Trump discussed regime change in Russia, answering that he didn’t want to see the U.S. take part in any attempt to try and oust Putin from power, fearing the repercussions of doing so. But Trump also added that a change in leadership should be sought in this country, through the removal of President Joe Biden.
“We should support regime change in the United States, that’s far more important,” Trump said in his answer, according to Carlson, who read it out loud on his program.
To emphasize the importance of what Trump was calling for, Badash highlighted what the definition of “regime change” meant in his opinion piece that was published on Tuesday.
“‘Regime change,’ as most know, is the removal of a current government, often by force, which could also be called a coup,” Badash wrote. “If you google the definition of ‘regime change,’ you’ll find this: ‘the replacement of one administration or government by another, especially by means of military force.'”

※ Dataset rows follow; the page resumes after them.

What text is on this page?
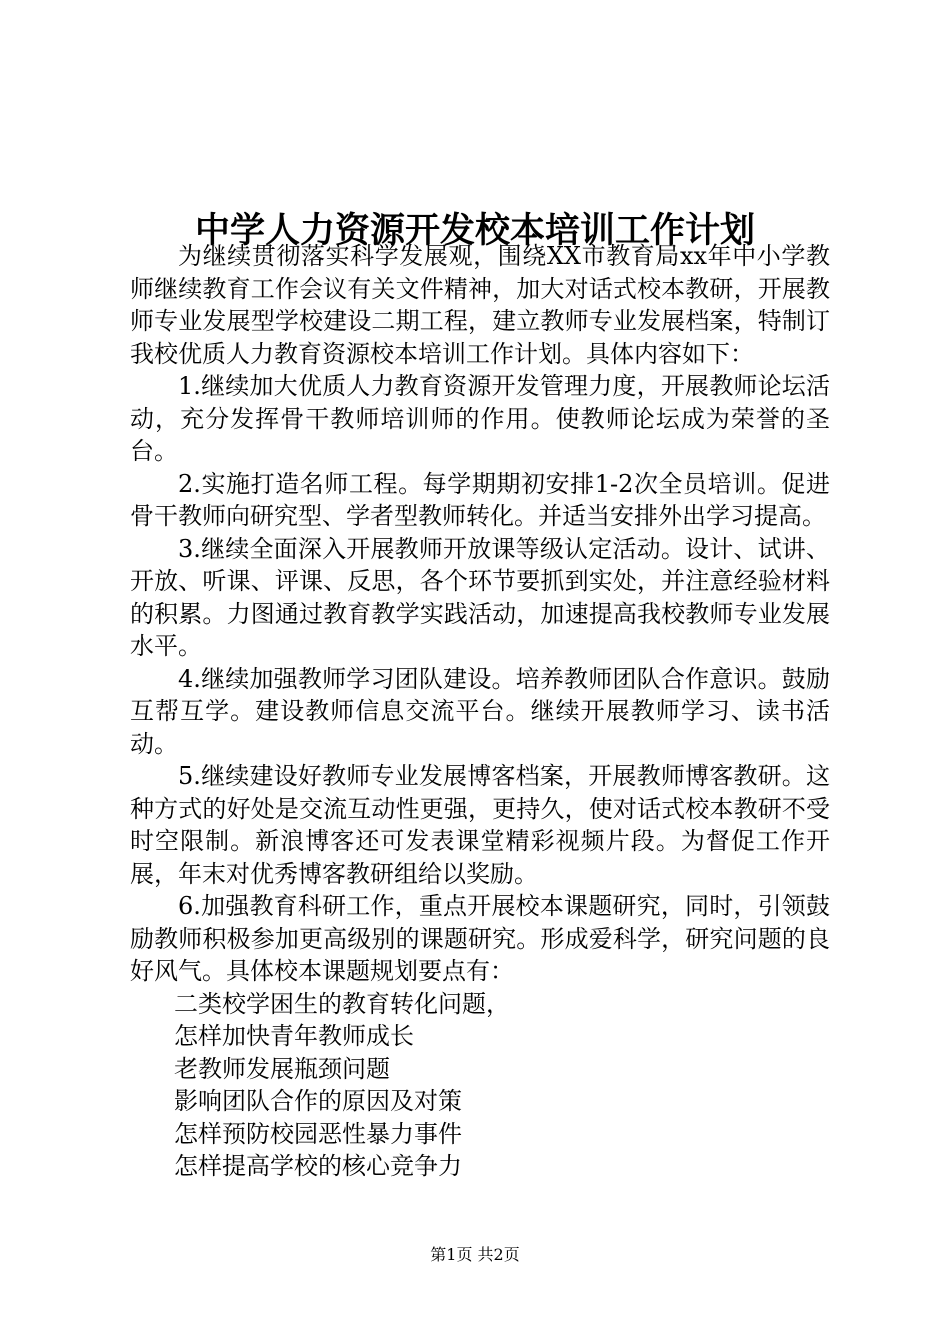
中学人力资源开发校本培训工作计划

为继续贯彻落实科学发展观，围绕XX市教育局xx年中小学教师继续教育工作会议有关文件精神，加大对话式校本教研，开展教师专业发展型学校建设二期工程，建立教师专业发展档案，特制订我校优质人力教育资源校本培训工作计划。具体内容如下：

1.继续加大优质人力教育资源开发管理力度，开展教师论坛活动，充分发挥骨干教师培训师的作用。使教师论坛成为荣誉的圣台。

2.实施打造名师工程。每学期期初安排1-2次全员培训。促进骨干教师向研究型、学者型教师转化。并适当安排外出学习提高。

3.继续全面深入开展教师开放课等级认定活动。设计、试讲、开放、听课、评课、反思，各个环节要抓到实处，并注意经验材料的积累。力图通过教育教学实践活动，加速提高我校教师专业发展水平。

4.继续加强教师学习团队建设。培养教师团队合作意识。鼓励互帮互学。建设教师信息交流平台。继续开展教师学习、读书活动。

5.继续建设好教师专业发展博客档案，开展教师博客教研。这种方式的好处是交流互动性更强，更持久，使对话式校本教研不受时空限制。新浪博客还可发表课堂精彩视频片段。为督促工作开展，年末对优秀博客教研组给以奖励。

6.加强教育科研工作，重点开展校本课题研究，同时，引领鼓励教师积极参加更高级别的课题研究。形成爱科学，研究问题的良好风气。具体校本课题规划要点有：

二类校学困生的教育转化问题，
怎样加快青年教师成长
老教师发展瓶颈问题
影响团队合作的原因及对策
怎样预防校园恶性暴力事件
怎样提高学校的核心竞争力
第1页 共2页
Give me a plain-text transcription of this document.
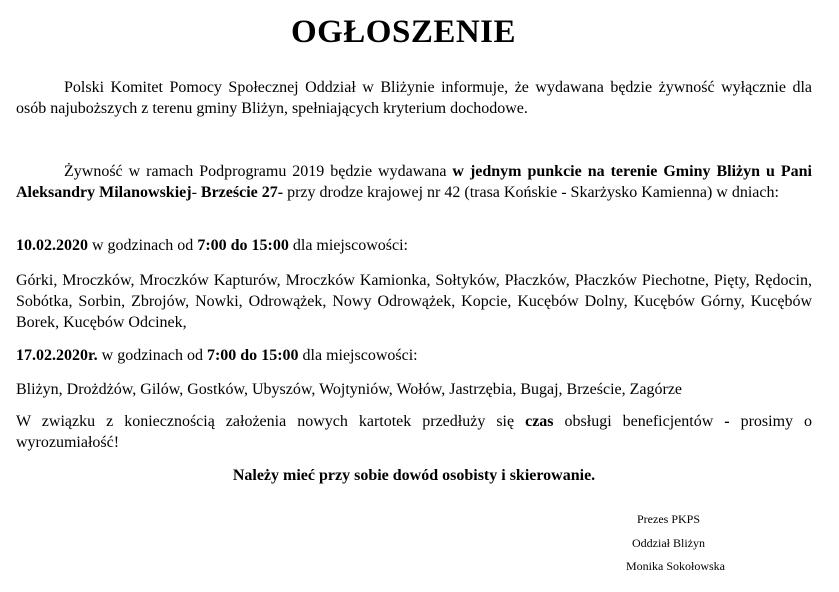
OGŁOSZENIE

Polski Komitet Pomocy Społecznej Oddział w Bliżynie informuje, że wydawana będzie żywność wyłącznie dla osób najuboższych z terenu gminy Bliżyn, spełniających kryterium dochodowe.

Żywność w ramach Podprogramu 2019 będzie wydawana w jednym punkcie na terenie Gminy Bliżyn u Pani Aleksandry Milanowskiej- Brzeście 27- przy drodze krajowej nr 42 (trasa Końskie - Skarżysko Kamienna) w dniach:

10.02.2020 w godzinach od 7:00 do 15:00 dla miejscowości:

Górki, Mroczków, Mroczków Kapturów, Mroczków Kamionka, Sołtyków, Płaczków, Płaczków Piechotne, Pięty, Rędocin, Sobótka, Sorbin, Zbrojów, Nowki, Odrowążek, Nowy Odrowążek, Kopcie, Kucębów Dolny, Kucębów Górny, Kucębów Borek, Kucębów Odcinek,

17.02.2020r. w godzinach od 7:00 do 15:00 dla miejscowości:

Bliżyn, Drożdżów, Gilów, Gostków, Ubyszów, Wojtyniów, Wołów, Jastrzębia, Bugaj, Brzeście, Zagórze

W związku z koniecznością założenia nowych kartotek przedłuży się czas obsługi beneficjentów - prosimy o wyrozumiałość!

Należy mieć przy sobie dowód osobisty i skierowanie.
Prezes PKPS
Oddział Bliżyn
Monika Sokołowska
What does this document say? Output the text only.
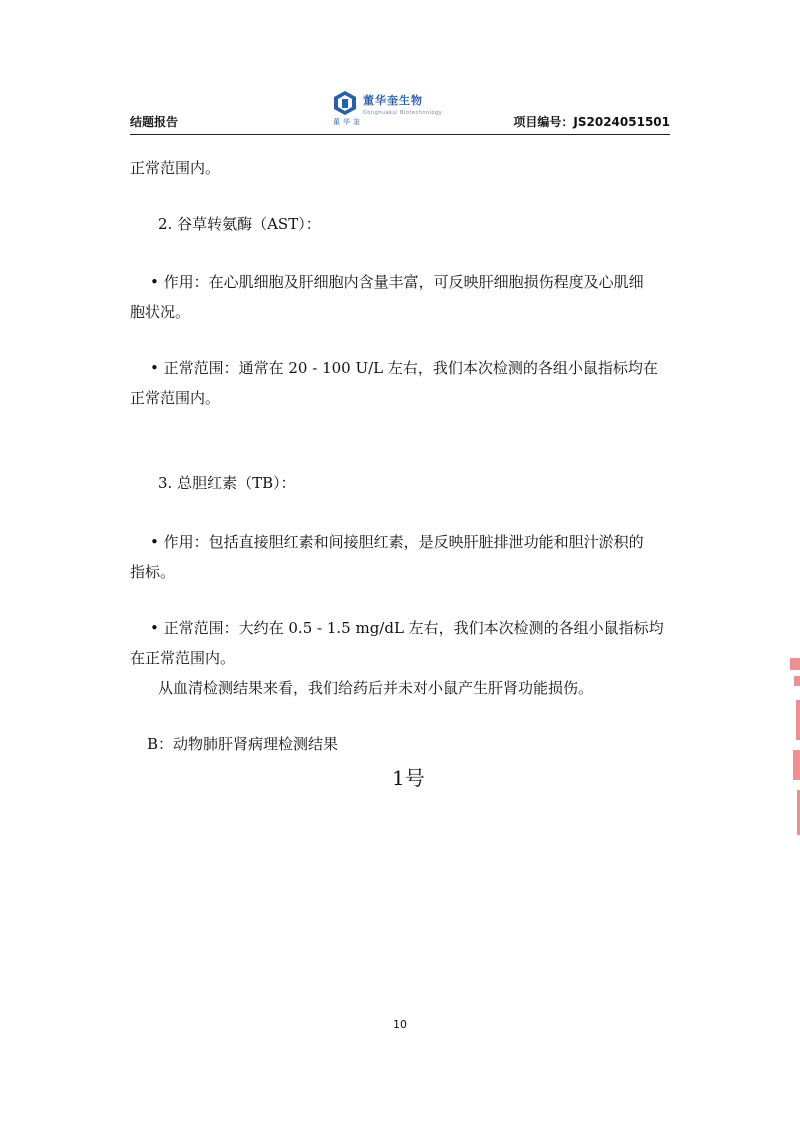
结题报告
董华奎生物
Donghuakui Biotechnology
董华奎	项目编号：JS2024051501

正常范围内。

2. 谷草转氨酶（AST）：

• 作用：在心肌细胞及肝细胞内含量丰富，可反映肝细胞损伤程度及心肌细

胞状况。

• 正常范围：通常在 20 - 100 U/L 左右，我们本次检测的各组小鼠指标均在

正常范围内。

3. 总胆红素（TB）：

• 作用：包括直接胆红素和间接胆红素，是反映肝脏排泄功能和胆汁淤积的

指标。

• 正常范围：大约在 0.5 - 1.5 mg/dL 左右，我们本次检测的各组小鼠指标均

在正常范围内。

从血清检测结果来看，我们给药后并未对小鼠产生肝肾功能损伤。

B：动物肺肝肾病理检测结果

1号
10
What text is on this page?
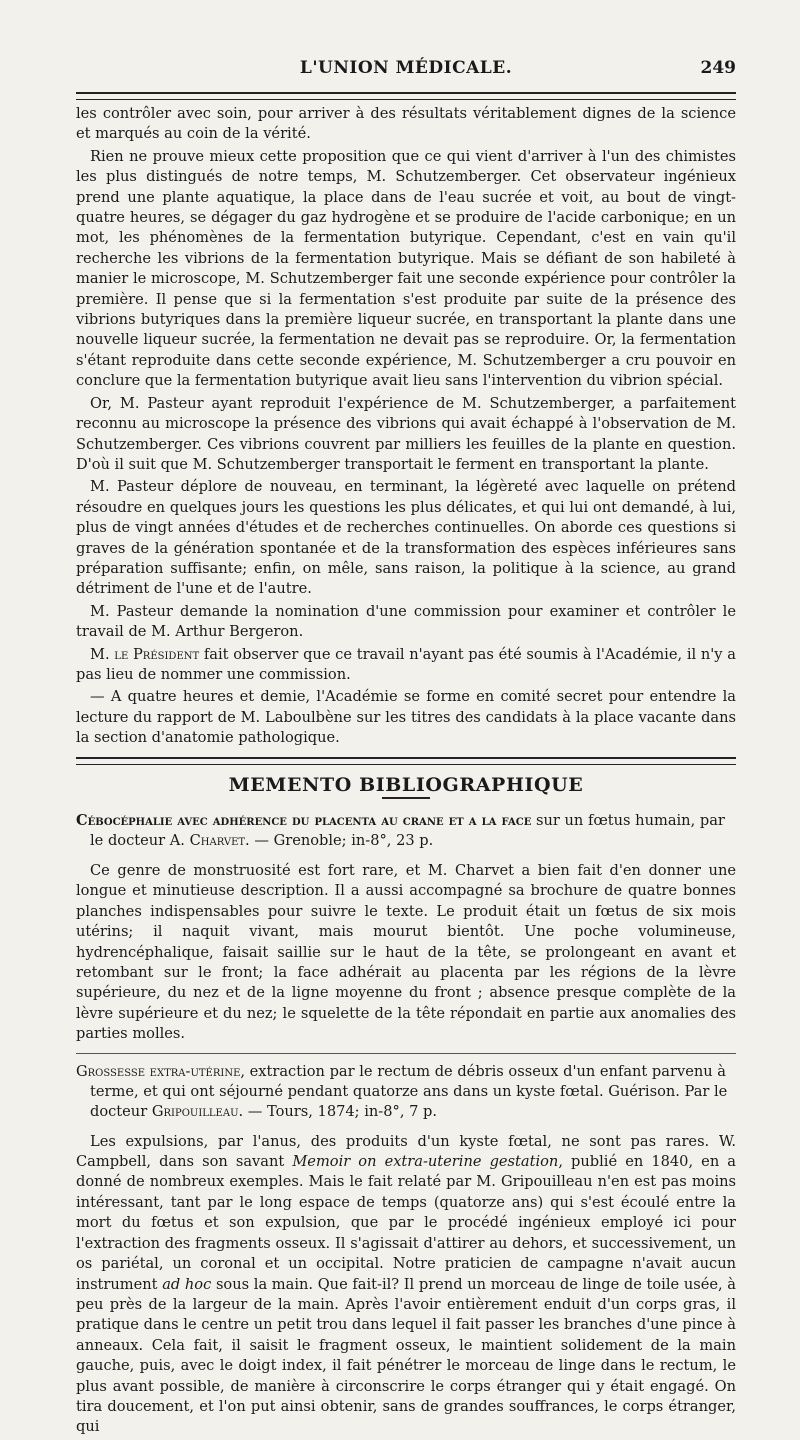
L'UNION MÉDICALE.	249

les contrôler avec soin, pour arriver à des résultats véritablement dignes de la science et marqués au coin de la vérité.

Rien ne prouve mieux cette proposition que ce qui vient d'arriver à l'un des chimistes les plus distingués de notre temps, M. Schutzemberger. Cet observateur ingénieux prend une plante aquatique, la place dans de l'eau sucrée et voit, au bout de vingt-quatre heures, se dégager du gaz hydrogène et se produire de l'acide carbonique; en un mot, les phénomènes de la fermentation butyrique. Cependant, c'est en vain qu'il recherche les vibrions de la fermentation butyrique. Mais se défiant de son habileté à manier le microscope, M. Schutzemberger fait une seconde expérience pour contrôler la première. Il pense que si la fermentation s'est produite par suite de la présence des vibrions butyriques dans la première liqueur sucrée, en transportant la plante dans une nouvelle liqueur sucrée, la fermentation ne devait pas se reproduire. Or, la fermentation s'étant reproduite dans cette seconde expérience, M. Schutzemberger a cru pouvoir en conclure que la fermentation butyrique avait lieu sans l'intervention du vibrion spécial.

Or, M. Pasteur ayant reproduit l'expérience de M. Schutzemberger, a parfaitement reconnu au microscope la présence des vibrions qui avait échappé à l'observation de M. Schutzemberger. Ces vibrions couvrent par milliers les feuilles de la plante en question. D'où il suit que M. Schutzemberger transportait le ferment en transportant la plante.

M. Pasteur déplore de nouveau, en terminant, la légèreté avec laquelle on prétend résoudre en quelques jours les questions les plus délicates, et qui lui ont demandé, à lui, plus de vingt années d'études et de recherches continuelles. On aborde ces questions si graves de la génération spontanée et de la transformation des espèces inférieures sans préparation suffisante; enfin, on mêle, sans raison, la politique à la science, au grand détriment de l'une et de l'autre.

M. Pasteur demande la nomination d'une commission pour examiner et contrôler le travail de M. Arthur Bergeron.

M. le Président fait observer que ce travail n'ayant pas été soumis à l'Académie, il n'y a pas lieu de nommer une commission.

— A quatre heures et demie, l'Académie se forme en comité secret pour entendre la lecture du rapport de M. Laboulbène sur les titres des candidats à la place vacante dans la section d'anatomie pathologique.

MEMENTO BIBLIOGRAPHIQUE
Cébocéphalie avec adhérence du placenta au crane et a la face sur un fœtus humain, par le docteur A. Charvet. — Grenoble; in-8°, 23 p.

Ce genre de monstruosité est fort rare, et M. Charvet a bien fait d'en donner une longue et minutieuse description. Il a aussi accompagné sa brochure de quatre bonnes planches indispensables pour suivre le texte. Le produit était un fœtus de six mois utérins; il naquit vivant, mais mourut bientôt. Une poche volumineuse, hydrencéphalique, faisait saillie sur le haut de la tête, se prolongeant en avant et retombant sur le front; la face adhérait au placenta par les régions de la lèvre supérieure, du nez et de la ligne moyenne du front ; absence presque complète de la lèvre supérieure et du nez; le squelette de la tête répondait en partie aux anomalies des parties molles.

Grossesse extra-utérine, extraction par le rectum de débris osseux d'un enfant parvenu à terme, et qui ont séjourné pendant quatorze ans dans un kyste fœtal. Guérison. Par le docteur Gripouilleau. — Tours, 1874; in-8°, 7 p.

Les expulsions, par l'anus, des produits d'un kyste fœtal, ne sont pas rares. W. Campbell, dans son savant Memoir on extra-uterine gestation, publié en 1840, en a donné de nombreux exemples. Mais le fait relaté par M. Gripouilleau n'en est pas moins intéressant, tant par le long espace de temps (quatorze ans) qui s'est écoulé entre la mort du fœtus et son expulsion, que par le procédé ingénieux employé ici pour l'extraction des fragments osseux. Il s'agissait d'attirer au dehors, et successivement, un os pariétal, un coronal et un occipital. Notre praticien de campagne n'avait aucun instrument ad hoc sous la main. Que fait-il? Il prend un morceau de linge de toile usée, à peu près de la largeur de la main. Après l'avoir entièrement enduit d'un corps gras, il pratique dans le centre un petit trou dans lequel il fait passer les branches d'une pince à anneaux. Cela fait, il saisit le fragment osseux, le maintient solidement de la main gauche, puis, avec le doigt index, il fait pénétrer le morceau de linge dans le rectum, le plus avant possible, de manière à circonscrire le corps étranger qui y était engagé. On tira doucement, et l'on put ainsi obtenir, sans de grandes souffrances, le corps étranger, qui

Trump has, at many times since his departure from the White House (following his legitimate election loss to Biden in the 2020 presidential race), suggested that he should be reinstated as president, a move that would defy the rules of the Constitution as well as the will of voters. In the months after Biden was sworn in, for example, many of Trump’s loyalists continued to believe, wrongly, that he’d be reinstated as president, with Trump doing nothing at the time to correct their erroneous assumptions.
Trump has since been more overt in his desire to illegally have himself placed back in the White House — just a few months ago, in December, he called for the temporary “termination” of the Constitution in order to have Biden removed.
Trump’s most infamous example of supporting an attempted usurpation of U.S. democracy is arguably one that he’s currently being investigated for by the Department of Justice — the January 6, 2021, attack on the Capitol building during the certification of Biden’s win. That attack lasted for several hours during which Trump did nothing to quell the violence instigated by him and perpetrated by a mob of his loyalists. As the January 6 committee has suggested, Trump engaged in a “multi-part conspiracy” to remain in office, including his campaign attempting to coordinate and use fake electors in the Electoral College in order to disrupt the certification process.
According to the committee’s final report, Trump had summoned his supporters to Washington D.C. that day, and, despite knowing some of them to be armed, instructed them to march to the Capitol, to “take back” their country with “strength.”
Trump is continuing to use rhetoric urging his followers to engage in violent actions in order to get him back into the White House. In February, he amplified a user on Truth Social, sharing their post that called on people to “physically fight” for him to win the GOP nomination in 2024.